A relação de bens usados, embarcados para o Brasil como bagagem acompanhada ou desacompanhada (roupas e outros artigos de vestuário, artigos de toucador e de higiene, calçados para uso próprio; móveis e outros bens de uso doméstico; ferramentas, máquinas, aparelhos e instrumentos necessários ao exercício de profissão, arte ou ofício; obras produzidas) deve ser bastante detalhada, com as quantidades corretas e com a informação do modelo, marca e nº de série dos aparelhos eletro-eletrônicos. No caso de brinquedos, estes devem ser relacionados de forma exaustiva, e não somente como “brinquedos diversos”.
A Alfândega assinala que será cobrado imposto no caso de os bens não estarem relacionados corretamente.
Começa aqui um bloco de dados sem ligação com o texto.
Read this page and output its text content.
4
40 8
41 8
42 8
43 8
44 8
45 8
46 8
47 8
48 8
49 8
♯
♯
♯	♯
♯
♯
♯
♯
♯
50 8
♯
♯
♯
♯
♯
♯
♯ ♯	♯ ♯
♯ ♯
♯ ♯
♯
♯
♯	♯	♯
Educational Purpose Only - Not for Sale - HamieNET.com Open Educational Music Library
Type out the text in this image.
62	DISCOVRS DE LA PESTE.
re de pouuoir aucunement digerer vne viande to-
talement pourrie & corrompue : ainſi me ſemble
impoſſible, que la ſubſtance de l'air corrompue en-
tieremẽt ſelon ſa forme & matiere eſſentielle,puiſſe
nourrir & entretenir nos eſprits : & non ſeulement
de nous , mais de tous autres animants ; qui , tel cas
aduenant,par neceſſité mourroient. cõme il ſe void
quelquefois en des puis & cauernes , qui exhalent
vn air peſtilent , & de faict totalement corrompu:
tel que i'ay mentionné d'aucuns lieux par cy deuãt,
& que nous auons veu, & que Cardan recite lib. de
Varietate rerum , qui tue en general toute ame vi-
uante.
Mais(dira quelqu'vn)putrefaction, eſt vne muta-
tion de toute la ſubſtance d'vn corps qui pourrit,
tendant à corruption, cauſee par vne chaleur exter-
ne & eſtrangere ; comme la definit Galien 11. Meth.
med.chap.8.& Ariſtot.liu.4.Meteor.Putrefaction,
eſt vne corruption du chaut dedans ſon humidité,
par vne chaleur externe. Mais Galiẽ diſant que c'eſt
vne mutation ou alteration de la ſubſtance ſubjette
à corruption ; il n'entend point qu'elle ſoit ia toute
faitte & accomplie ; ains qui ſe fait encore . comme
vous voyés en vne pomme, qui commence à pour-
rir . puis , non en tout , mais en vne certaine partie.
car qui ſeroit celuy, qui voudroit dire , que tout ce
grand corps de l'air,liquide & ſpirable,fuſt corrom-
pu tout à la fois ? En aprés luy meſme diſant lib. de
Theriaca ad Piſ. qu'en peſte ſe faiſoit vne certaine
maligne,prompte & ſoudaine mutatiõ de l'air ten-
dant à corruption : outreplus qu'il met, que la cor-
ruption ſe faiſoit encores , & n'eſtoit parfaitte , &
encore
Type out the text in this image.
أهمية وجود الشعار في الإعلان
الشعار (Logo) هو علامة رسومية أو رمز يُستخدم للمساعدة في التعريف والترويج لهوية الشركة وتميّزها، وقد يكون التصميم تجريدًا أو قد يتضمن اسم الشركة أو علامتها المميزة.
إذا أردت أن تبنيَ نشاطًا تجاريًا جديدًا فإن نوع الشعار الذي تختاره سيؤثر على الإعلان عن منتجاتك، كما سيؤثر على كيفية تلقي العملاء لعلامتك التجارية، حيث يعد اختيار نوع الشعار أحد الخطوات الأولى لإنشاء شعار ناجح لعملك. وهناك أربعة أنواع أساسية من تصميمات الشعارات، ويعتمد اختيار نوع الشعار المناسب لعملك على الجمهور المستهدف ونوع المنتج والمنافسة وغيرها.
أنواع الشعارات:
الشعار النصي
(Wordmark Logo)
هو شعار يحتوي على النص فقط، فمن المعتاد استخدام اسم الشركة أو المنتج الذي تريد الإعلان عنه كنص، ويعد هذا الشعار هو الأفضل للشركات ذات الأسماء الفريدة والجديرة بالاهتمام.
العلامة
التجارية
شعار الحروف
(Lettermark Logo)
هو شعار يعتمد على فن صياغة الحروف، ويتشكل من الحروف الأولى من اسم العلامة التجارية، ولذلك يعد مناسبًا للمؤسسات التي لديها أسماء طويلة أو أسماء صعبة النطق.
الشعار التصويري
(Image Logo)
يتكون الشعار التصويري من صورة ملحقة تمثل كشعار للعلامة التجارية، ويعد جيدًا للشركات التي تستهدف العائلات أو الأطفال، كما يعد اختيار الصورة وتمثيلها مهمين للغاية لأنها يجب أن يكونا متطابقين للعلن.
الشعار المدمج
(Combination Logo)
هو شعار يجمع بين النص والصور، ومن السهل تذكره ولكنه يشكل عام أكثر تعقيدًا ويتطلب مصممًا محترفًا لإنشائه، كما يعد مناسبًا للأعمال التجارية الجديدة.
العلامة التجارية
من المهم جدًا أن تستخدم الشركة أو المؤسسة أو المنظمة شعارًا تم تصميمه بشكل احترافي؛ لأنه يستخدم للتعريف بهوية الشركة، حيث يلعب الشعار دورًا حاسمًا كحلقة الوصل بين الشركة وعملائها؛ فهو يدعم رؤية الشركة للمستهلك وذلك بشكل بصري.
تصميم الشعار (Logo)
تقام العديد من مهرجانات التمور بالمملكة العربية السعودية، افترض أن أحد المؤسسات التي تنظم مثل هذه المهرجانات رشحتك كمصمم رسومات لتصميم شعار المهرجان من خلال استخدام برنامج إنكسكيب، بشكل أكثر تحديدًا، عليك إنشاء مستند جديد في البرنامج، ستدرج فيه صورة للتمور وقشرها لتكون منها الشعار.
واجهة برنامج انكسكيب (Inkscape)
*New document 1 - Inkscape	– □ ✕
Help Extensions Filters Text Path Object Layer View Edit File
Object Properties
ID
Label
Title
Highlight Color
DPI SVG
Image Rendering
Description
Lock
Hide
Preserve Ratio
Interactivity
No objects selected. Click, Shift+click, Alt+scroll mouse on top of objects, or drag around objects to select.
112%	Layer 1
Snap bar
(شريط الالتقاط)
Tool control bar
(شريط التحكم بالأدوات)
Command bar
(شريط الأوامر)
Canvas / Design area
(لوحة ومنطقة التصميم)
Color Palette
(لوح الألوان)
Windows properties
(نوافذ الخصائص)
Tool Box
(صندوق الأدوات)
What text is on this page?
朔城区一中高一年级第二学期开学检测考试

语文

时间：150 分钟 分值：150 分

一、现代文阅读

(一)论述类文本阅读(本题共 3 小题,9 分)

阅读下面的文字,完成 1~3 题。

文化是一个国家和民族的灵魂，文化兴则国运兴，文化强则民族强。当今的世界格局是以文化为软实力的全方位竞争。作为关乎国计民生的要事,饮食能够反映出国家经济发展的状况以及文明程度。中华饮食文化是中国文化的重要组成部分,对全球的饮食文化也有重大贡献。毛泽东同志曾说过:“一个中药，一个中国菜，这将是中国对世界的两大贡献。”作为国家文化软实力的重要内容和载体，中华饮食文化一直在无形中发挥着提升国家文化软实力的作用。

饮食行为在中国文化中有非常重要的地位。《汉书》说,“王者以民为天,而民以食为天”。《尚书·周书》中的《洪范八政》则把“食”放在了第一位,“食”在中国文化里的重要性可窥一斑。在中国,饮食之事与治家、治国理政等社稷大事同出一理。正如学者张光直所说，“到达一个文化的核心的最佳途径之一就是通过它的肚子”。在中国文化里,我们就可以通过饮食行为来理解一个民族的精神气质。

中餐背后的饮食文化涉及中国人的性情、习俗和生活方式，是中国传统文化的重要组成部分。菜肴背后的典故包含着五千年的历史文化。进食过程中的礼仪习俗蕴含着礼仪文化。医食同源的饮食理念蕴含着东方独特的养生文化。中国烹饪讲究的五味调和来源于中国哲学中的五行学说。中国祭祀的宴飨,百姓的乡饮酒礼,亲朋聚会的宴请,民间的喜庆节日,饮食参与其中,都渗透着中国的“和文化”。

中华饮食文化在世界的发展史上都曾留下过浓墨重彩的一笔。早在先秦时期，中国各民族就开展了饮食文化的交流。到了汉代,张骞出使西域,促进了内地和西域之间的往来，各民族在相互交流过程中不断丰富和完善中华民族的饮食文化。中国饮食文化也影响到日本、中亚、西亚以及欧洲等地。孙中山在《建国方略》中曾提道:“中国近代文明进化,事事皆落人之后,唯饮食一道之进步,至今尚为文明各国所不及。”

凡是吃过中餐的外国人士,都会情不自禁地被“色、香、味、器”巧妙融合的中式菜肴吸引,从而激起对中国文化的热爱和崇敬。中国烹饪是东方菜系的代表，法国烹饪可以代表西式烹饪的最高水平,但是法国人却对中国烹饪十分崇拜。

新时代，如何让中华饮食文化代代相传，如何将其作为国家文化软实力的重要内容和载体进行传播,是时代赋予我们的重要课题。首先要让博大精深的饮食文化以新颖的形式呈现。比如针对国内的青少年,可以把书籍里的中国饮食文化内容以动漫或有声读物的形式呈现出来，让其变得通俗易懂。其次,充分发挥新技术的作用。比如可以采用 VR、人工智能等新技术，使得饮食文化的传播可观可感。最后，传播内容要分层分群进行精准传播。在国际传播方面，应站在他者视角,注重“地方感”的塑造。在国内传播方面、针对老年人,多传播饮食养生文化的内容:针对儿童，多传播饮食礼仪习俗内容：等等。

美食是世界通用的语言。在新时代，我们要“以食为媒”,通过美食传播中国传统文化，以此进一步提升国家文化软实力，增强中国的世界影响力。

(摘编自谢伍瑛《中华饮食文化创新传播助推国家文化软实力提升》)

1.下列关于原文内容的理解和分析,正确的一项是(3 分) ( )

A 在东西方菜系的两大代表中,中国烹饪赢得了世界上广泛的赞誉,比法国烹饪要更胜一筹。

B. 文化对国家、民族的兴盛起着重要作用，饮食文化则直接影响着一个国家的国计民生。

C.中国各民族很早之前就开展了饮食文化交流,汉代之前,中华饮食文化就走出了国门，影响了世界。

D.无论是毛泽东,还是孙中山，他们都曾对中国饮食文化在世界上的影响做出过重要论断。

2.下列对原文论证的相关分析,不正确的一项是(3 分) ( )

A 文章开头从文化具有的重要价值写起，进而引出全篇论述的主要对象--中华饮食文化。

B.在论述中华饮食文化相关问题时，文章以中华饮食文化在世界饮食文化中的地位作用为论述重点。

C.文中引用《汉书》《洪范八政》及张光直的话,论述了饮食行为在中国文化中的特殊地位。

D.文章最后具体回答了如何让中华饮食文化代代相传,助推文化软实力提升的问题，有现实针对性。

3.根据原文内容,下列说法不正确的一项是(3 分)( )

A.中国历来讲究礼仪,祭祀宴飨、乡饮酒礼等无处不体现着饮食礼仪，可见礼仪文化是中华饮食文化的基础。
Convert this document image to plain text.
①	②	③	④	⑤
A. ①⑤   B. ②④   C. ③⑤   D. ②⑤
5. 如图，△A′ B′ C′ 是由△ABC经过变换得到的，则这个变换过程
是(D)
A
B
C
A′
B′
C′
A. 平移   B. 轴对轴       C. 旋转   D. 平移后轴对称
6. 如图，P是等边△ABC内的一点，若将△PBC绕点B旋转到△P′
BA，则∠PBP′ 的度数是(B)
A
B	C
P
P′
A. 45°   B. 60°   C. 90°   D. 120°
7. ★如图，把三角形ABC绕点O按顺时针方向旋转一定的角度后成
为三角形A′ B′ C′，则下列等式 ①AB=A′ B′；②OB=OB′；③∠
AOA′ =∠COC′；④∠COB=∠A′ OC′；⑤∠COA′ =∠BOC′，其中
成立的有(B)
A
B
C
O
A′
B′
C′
Uma vez que o despacho aduaneiro é feito diretamente pelo interessado junto à autoridade alfandegária, deixou de ser necessária a legalização de relação de bens nas Repartições consulares brasileiras.
Em geral, a documentação a ser apresentada aos despachantes aduaneiros é a seguinte:
duas cópias autenticadas de todo o passaporte, inclusive folhas em branco;
- passaporte original;
- duas cópias autenticadas do CPF e duas cópias autenticadas do RG;
- lista de bens com valores em US$;
- declaração de residência no exterior assinada e com reconhecimento da assinatura;
- original ou cópia autenticada do comprovante de permanência no exterior (declaração do local de trabalho, escola, universidade; contas pagas nos últimos doze meses, etc);
- duas cópias autenticadas de sua passagem aérea;
- declaração sobre a lista de bens, onde conste se a mudança esta fracionada em mais viagens ou não.
Melhores esclarecimentos, inclusive sobre a valoração da bagagem, imposto a pagar, etc, podem ser obtidos junto à Secretaria da Receita Federal, no endereço eletrônico:
Observação:
Excluem-se do conceito de bagagem (isto é, bens novos ou usados, destinados a uso ou ao consumo pessoal do viajante, em compatibilidade com as circunstâncias de sua viagem): bens cuja quantidade, natureza ou variedade configurem importação ou exportação com fim comercial ou industrial; automóveis, motocicletas, motonetas, bicicletas com motor, casas rodantes e demais veículos automotores terrestres; embarcações de todos os tipos; cigarros e bebidas de fabricação brasileira, destinados à venda exclusivamente no exterior; bebidas alcoólicas, fumo e seus sucedâneos manufaturados, quando se tratar de viajante menor de dezoito anos; bens adquiridos pelo viajante em loja franca, por ocasião da chegada ao Brasil.
Ao chegar ao Brasil por via aérea, marítima ou fluvial, o viajante que trouxer algum dos itens abaixo indicados, deverá dirigir-se à fiscalização aduaneira, sob pena de sanções fiscais em caso de declaração falsa ou inexata: possua valores em espécie, cheques ou traveller’s cheks em montante superior a US$10,000.00 ou seu equivalente em outra moeda; animais, plantas, sementes, alimentos e medicamentos sujeitos à inspeção sanitária, armas e munições; bens, cuja entrada regular no país se deseje comprovar (p.ex: pessoas que residiram no exterior por mais de um ano); e, bens sujeitos à incidência de tributos (ou seja, bagagem acompanhada de turistas, brasileiros ou estrangeiros, cujo valor global ultrapasse US$500.00).